Шурочка вдруг ощутила, что жить не сможет далее без пополнения образования. Причем именно в полюбившейся области: в рабочем вопросе. Как ни восхищалась она работящими сестрой и матерью Владимира Коллонтая, трудиться сама она не желала. Ну, что за глупости, еще не хватало! Другое дело — учить трудиться других. А вернее — не трудиться. Эта неугомонная скандалистка постепенно поняла, что самое интересное — не свару в собственном доме затевать, не мужа с любовником ссорить. А вот устроить скандалище в мировом масштабе — это как раз ей по нраву. «Мы на горе всем буржуям мировой пожар раздуем, мировой пожар в крови — Господи, благослови!..» Этих строчек Блок тоже еще не написал. Но напишет. А раздувать мировой пожар будет Шурочка Домонтович‑Коллонтай. Лично и в компании с другими такими же неугомонными поджигателями.

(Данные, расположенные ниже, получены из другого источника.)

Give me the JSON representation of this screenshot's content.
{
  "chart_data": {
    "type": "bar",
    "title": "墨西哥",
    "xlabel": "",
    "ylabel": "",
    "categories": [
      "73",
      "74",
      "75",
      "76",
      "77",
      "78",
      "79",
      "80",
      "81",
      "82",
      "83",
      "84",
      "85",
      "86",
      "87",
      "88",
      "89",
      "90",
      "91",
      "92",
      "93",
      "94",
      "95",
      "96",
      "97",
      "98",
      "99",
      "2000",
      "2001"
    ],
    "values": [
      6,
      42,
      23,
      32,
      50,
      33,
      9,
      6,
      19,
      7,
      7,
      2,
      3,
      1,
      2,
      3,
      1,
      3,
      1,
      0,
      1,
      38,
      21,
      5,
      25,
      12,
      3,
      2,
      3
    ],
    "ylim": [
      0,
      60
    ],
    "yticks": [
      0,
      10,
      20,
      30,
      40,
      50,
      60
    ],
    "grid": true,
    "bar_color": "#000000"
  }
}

В начале было Слово… Ее давно влекла писательская слава. Тянуло писать романы. Да только кому они нужны? Их лучше не писать, а заводить! А писать — статьи об экономической эксплуатации, о тяжелом положении трудящихся, особенно почему‑то в Финляндии. Бог весть, почему ее в эту Финляндию так уж сильно потянуло? Быть может, потому что там находилось родовое имение матери Кууза, которое Шурочка обожала. Ну, так вот тебе, получи, Финляндия, за то, что в твоих лесах мне было так хорошо! Так или иначе, Шурочка, со своим бойким перышком и острым мышлением, со своим раскованным (это было в ту пору ново и оригинально) стилем довольно быстро завоевала признание читателей. Кроме того, она любила конкретные детали, и хотя подходила к делу дилетантски, на первый взгляд ее материалы казались весьма глубокими — они убеждали, завоевывали признание, Шурочка приобретала авторитет как специалист в своей теме, ее начинали принимать всерьез… Другое дело, что всерьез ее принимали такие же дилетанты, как она сама. Узок был круг этих революционеров, они по‑прежнему были страшно далеки от народа, они собственный барский бред принимали за его мечты… А в конце концов они навяжут этот бред народу и убедят его в том, что исполнили именно его вековые чаяния. Тем не менее Шурочка наваляла аж две книги — «Жизнь финляндских рабочих» и «К вопросу о классовой борьбе» — и начала третью — «Финляндия и социализм»…

Шурочка не все время проводила в Европе — периодически она появлялась в Петербурге. Свобода передвижений тогда была — езжай, не хочу! Никаких тебе проверок на благонадежность. Эх, вот жизнь была… Не ценили ее. Нет, не ценили!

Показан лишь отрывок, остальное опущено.